How does exercise play a role in maintaining strong bones? Impact exercises (i.e. running and strength training) promote mechanical stress, a phenomena that leads to many cellular and molecular changes. One result of mechanical stress is that it can cause cells to release their contents, which includes molecules that signal the osteoclasts and osteoblasts to develop and function properly. Without mechanical stress the normal turnover of bone by osteoclasts and osteoblasts would occur at a much slower rate, resulting in the weakening of bones.
Although it is critical to consume appropriate levels of calcium (I like to get my calcium from ice cream although stating this is probably not appropriate for this blog), osteoporosis does not result from simply not consuming enough calcium. Bone turnover via the osteoclast and its sidekick the osteoblast are required for strengthening bones. Many medications for osteoporosis directly target bone cells as a mechanism for normalizing their numbers and activity levels. Exercise provides a non-pharmacological means of maintaining normal bone turnover.
You may be wondering what exercises you should engage in and how long you should exercise to maintain strong bones. Based on my literature research of this topic there appears to be no exact formula except that it is widely accepted that running and resistance training helps reduce bone loss. In contrast, bicycling and swimming do not appear to play a role in maintaining good bone health. As an example, there are some reports that cyclists have lower BMD in certain areas of the spine in comparison to runners, and they have similar BMD as sedentary controls. In addition, it has also been reported that an aquatic exercise program does not improve BMD in older females.

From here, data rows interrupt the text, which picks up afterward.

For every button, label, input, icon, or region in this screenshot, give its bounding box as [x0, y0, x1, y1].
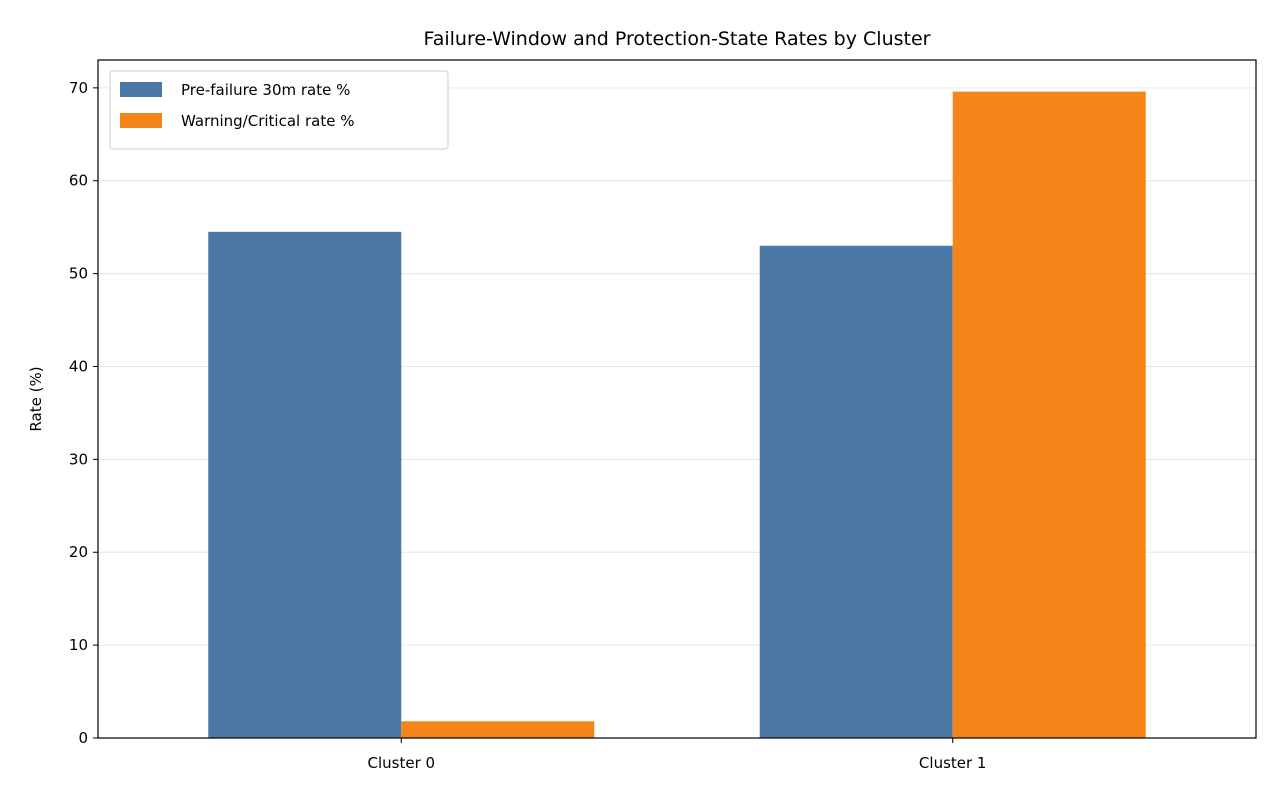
- legend-label: Pre-failure 30m rate %: [181, 81, 350, 99]
- y-tick-label: 30: [69, 450, 88, 468]
- chart-title: Failure-Window and Protection-State Rate…: [424, 28, 931, 50]
- y-tick-label: 60: [69, 172, 88, 190]
- y-tick-label: 20: [69, 543, 88, 561]
- bar: [208, 231, 402, 739]
- bar: [759, 245, 953, 738]
- bars: [208, 91, 1146, 739]
- y-tick-label: 0: [78, 729, 88, 747]
- y-tick-label: 50: [69, 265, 88, 283]
- y-tick-label: 70: [69, 79, 88, 97]
- y-tick-label: 40: [69, 357, 88, 375]
- y-axis-label: Rate (%): [27, 366, 45, 431]
- legend-label: Warning/Critical rate %: [181, 112, 354, 130]
- legend-swatch: [120, 113, 162, 128]
- x-tick-label: Cluster 0: [368, 754, 436, 772]
- x-tick-label: Cluster 1: [919, 754, 987, 772]
- y-tick-label: 10: [69, 636, 88, 654]
- axes: 0 10 20 30 40 50 60 70 Cluster 0 Cluster 1: [69, 59, 1257, 772]
- legend-swatch: [120, 82, 162, 97]
- legend: Pre-failure 30m rate % Warning/Critical r…: [109, 70, 449, 150]
- legend-frame: [109, 70, 449, 150]
- plot-frame: [97, 59, 1257, 739]
- bar: [952, 91, 1146, 739]
- bar: [401, 721, 595, 738]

Personally, I am going to continue running despite the negative comments I hear about marathoners from the sedentary segment of the population, I will continue cycling and I will continue eating ice cream. This prescription should keep me both happy and mobile.
Nagle, K.B. & Brooks, M.A. (2011) A systemic review of bone health in cyclists. Sports Health 3:235-43.

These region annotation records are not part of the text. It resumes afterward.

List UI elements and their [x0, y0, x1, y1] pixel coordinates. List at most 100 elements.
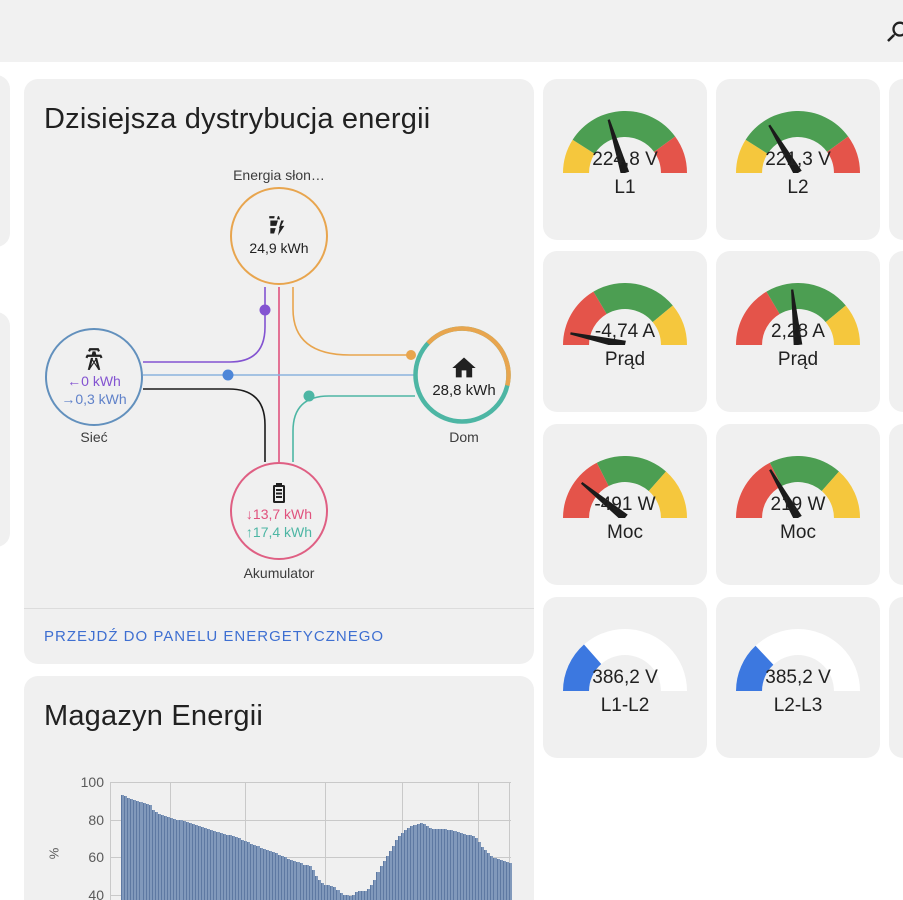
battery-soc-chart[interactable]: [110, 782, 512, 900]
bar: [508, 862, 512, 900]
gauge-arc: [563, 111, 687, 173]
bar: [425, 826, 429, 900]
y-tick-100: 100: [80, 774, 104, 790]
bar: [410, 826, 414, 900]
bar: [481, 846, 485, 900]
bar: [124, 796, 128, 900]
gauge-name: L2: [787, 177, 809, 198]
partial-card-right-3: [889, 424, 903, 585]
bar: [207, 828, 211, 900]
gauge-card-l2-1[interactable]: 221,3 V L2: [716, 79, 880, 240]
energy-dashboard-link[interactable]: PRZEJDŹ DO PANELU ENERGETYCZNEGO: [44, 628, 385, 645]
gauge-name: Moc: [607, 522, 643, 543]
bar: [493, 857, 497, 900]
bar: [145, 803, 149, 900]
gauge-arc: [736, 111, 860, 173]
bar: [259, 847, 263, 900]
battery-label: Akumulator: [243, 565, 315, 581]
transmission-tower-icon: [85, 347, 103, 370]
gauge-card-moc-4[interactable]: -491 W Moc: [543, 424, 707, 585]
bar: [121, 795, 125, 900]
home-ring: [413, 326, 511, 424]
y-axis-label: %: [46, 847, 62, 860]
bar: [351, 894, 355, 900]
bar: [167, 816, 171, 900]
gauge-card-pr-d-2[interactable]: -4,74 A Prąd: [543, 251, 707, 412]
bar: [370, 885, 374, 900]
bar: [502, 860, 506, 900]
gauge-arc: [736, 629, 860, 691]
bar: [345, 895, 349, 900]
partial-card-right-4: [889, 597, 903, 758]
bar: [499, 859, 503, 900]
bar: [231, 836, 235, 900]
bar: [241, 840, 245, 900]
card-title: Dzisiejsza dystrybucja energii: [44, 103, 431, 135]
gauge-card-moc-5[interactable]: 219 W Moc: [716, 424, 880, 585]
bar: [299, 862, 303, 900]
bar: [382, 860, 386, 900]
bar: [179, 820, 183, 900]
battery-out-value: ↑17,4 kWh: [245, 524, 313, 540]
gauge-name: L1: [614, 177, 636, 198]
bar: [296, 861, 300, 900]
search-icon[interactable]: [883, 18, 903, 46]
gauge-name: Prąd: [604, 349, 646, 370]
bar: [361, 890, 365, 900]
bar: [161, 814, 165, 900]
bar: [441, 828, 445, 900]
gauge-card-l1-0[interactable]: 224,8 V L1: [543, 79, 707, 240]
gauge-name: Moc: [780, 522, 816, 543]
bar: [308, 866, 312, 900]
bar: [318, 880, 322, 900]
bar: [127, 797, 131, 900]
home-label: Dom: [449, 429, 479, 445]
gauge-card-l1-l2-6[interactable]: 386,2 V L1-L2: [543, 597, 707, 758]
grid-node: ←0 kWh →0,3 kWh: [45, 328, 143, 426]
home-value: 28,8 kWh: [432, 381, 496, 399]
bar: [453, 830, 457, 900]
bar: [376, 872, 380, 900]
bar: [438, 828, 442, 900]
y-tick-40: 40: [88, 887, 104, 900]
bar: [391, 845, 395, 900]
bar: [290, 859, 294, 900]
bar: [311, 870, 315, 900]
battery-node: ↓13,7 kWh ↑17,4 kWh: [230, 462, 328, 560]
gauge-arc: [563, 629, 687, 691]
bar: [228, 835, 232, 900]
bar: [142, 802, 146, 900]
bar: [268, 851, 272, 900]
bar: [401, 832, 405, 900]
partial-card-right-1: [889, 79, 903, 240]
bar: [336, 889, 340, 900]
bar: [428, 827, 432, 900]
solar-label: Energia słon…: [233, 167, 325, 183]
bar: [219, 832, 223, 900]
bar: [404, 829, 408, 900]
solar-node: 24,9 kWh: [230, 187, 328, 285]
bar: [478, 842, 482, 900]
gauge-arc: [736, 456, 860, 518]
gauge-card-l2-l3-7[interactable]: 385,2 V L2-L3: [716, 597, 880, 758]
bar: [419, 823, 423, 900]
bar: [422, 824, 426, 900]
home-node: 28,8 kWh: [413, 326, 513, 426]
bar: [447, 829, 451, 900]
bar: [148, 804, 152, 900]
bar: [265, 849, 269, 900]
bar-series: [121, 782, 512, 900]
home-icon: [452, 357, 476, 377]
card-title: Magazyn Energii: [44, 700, 263, 732]
bar: [490, 856, 494, 900]
bar: [305, 865, 309, 900]
gauge-value: 386,2 V: [592, 667, 658, 688]
bar: [201, 827, 205, 900]
battery-in-value: ↓13,7 kWh: [245, 505, 313, 522]
bar: [173, 818, 177, 900]
bar: [197, 826, 202, 900]
grid-consumption-value: →0,3 kWh: [61, 391, 127, 407]
bar: [185, 822, 189, 900]
gauge-card-pr-d-3[interactable]: 2,28 A Prąd: [716, 251, 880, 412]
bar: [416, 824, 420, 900]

Martyn-St. James, M. & Carroll, S. (2010) Effects of different impact exercise modalities on bone mineral density in premenopausal women: a meta-analysis. J. Bone Miner. Metab. 28:251-67.
Pernambuco, C.S., Borba-Pinheiro, C. J., Vale, R.G., Masi, F., Monteiro, P.K. & Dantas E.H. (2013) Functional autonomy, bone mineral density (BMD) and serum osteocalcin levels in older female participants of an aquatic exercise program (AAG). Arch. Gerontol. Geriatr. 56:466-71.
Scofield, K.L. & Hecht, S. (2012) Bone health in endurance athletes: runners, cyclists, and swimmers. Curr. Sports Med. Rep. 11:328-34.
Thompson, W.R., Rubin, C.T. & Rubin, J. (2012) Mechanical regulation of signaling pathways. Gene 503:179-93.